Saint Augustine gives us a beautiful glimpse into this mystery: the Father is the Lover, the Son is the Beloved, and the Holy Ghost is the Love proceeding from the Father and the Son. This does not explain away the mystery. It invites us to adore.
If God is eternal love, then creation is not an accident. We were made by love, for love, and in the image of love. God did not create us because He was lonely. He created us because His goodness overflows. He did not redeem us because we were worthy. He redeemed us because His mercy is infinite.
And the Trinity is not only above us in heaven. The Trinity desires to dwell within us. Our Lord said, “If any one love me, he will keep my word, and my Father will love him, and we will come to him, and will make our abode with him” (John 14:23). The soul in the state of grace is not empty. It is a living temple. It is a sanctuary. It is a dwelling place of God.
Blessed Josepha Hendrina Stenmanns expressed this beautifully when she said:
“Make a tabernacle in your heart where the Holy Triune God constantly dwells.”¹

Blessed Josepha Hendrina Stenmanns
That is the invitation of Trinity Sunday. God does not wish merely to be admired from afar. He wishes to dwell within us. The Father creates and sustains us. The Son redeems and nourishes us. The Holy Ghost sanctifies and consoles us. When the soul lives in grace, heaven has already begun quietly within it.
This is why sin is so tragic. It forgets the God who dwells within. It drives charity from the heart. It turns the temple into a marketplace. But grace restores the soul, confession cleanses it, prayer opens it, and Holy Communion fills it with divine life.
So let us not treat the Trinity as a distant doctrine meant only for books. The Trinity is the life into which we were baptized. The Trinity is the name by which we are blessed. The Trinity is the love that surrounds us, sustains us, forgives us, and calls us home.
Make the Sign of the Cross slowly. Make it when you wake. Make it before meals. Make it when temptation comes. Make it when anxiety rises. Make it before work, before travel, before sleep. Let it remind you who you are and whose you are.

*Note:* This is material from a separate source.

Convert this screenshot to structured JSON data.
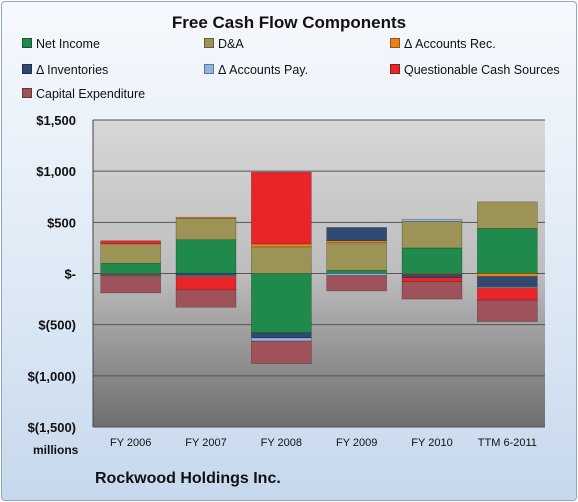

Saint Gaudentius gives this beautiful counsel: “Let the sign of the cross be continually made on the heart, on the mouth, on the forehead, at table, at the bath, in bed, coming in and going out, in joy and sadness, sitting, standing, speaking, walking—in short, in all our actions.”

Saint Gaudentius
On Trinity Sunday, the Church does not ask us to solve God. She asks us to adore Him.
We stand before the ocean. We hold our little shell. We know our minds are small and God is infinite. But we are not discouraged. The ocean is not less beautiful because it is deep. God is not less lovable because He is incomprehensible.
So let us leave this feast with humility, wonder, and love. Let us make our hearts a tabernacle for the Father, and the Son, and the Holy Ghost. Let us live under the Sign of the Cross. And when we feel small before the mystery of God, let us remember: we cannot contain the ocean, but we can be touched by its waves.
In the name of the Father, and of the Son, and of the Holy Ghost. Amen.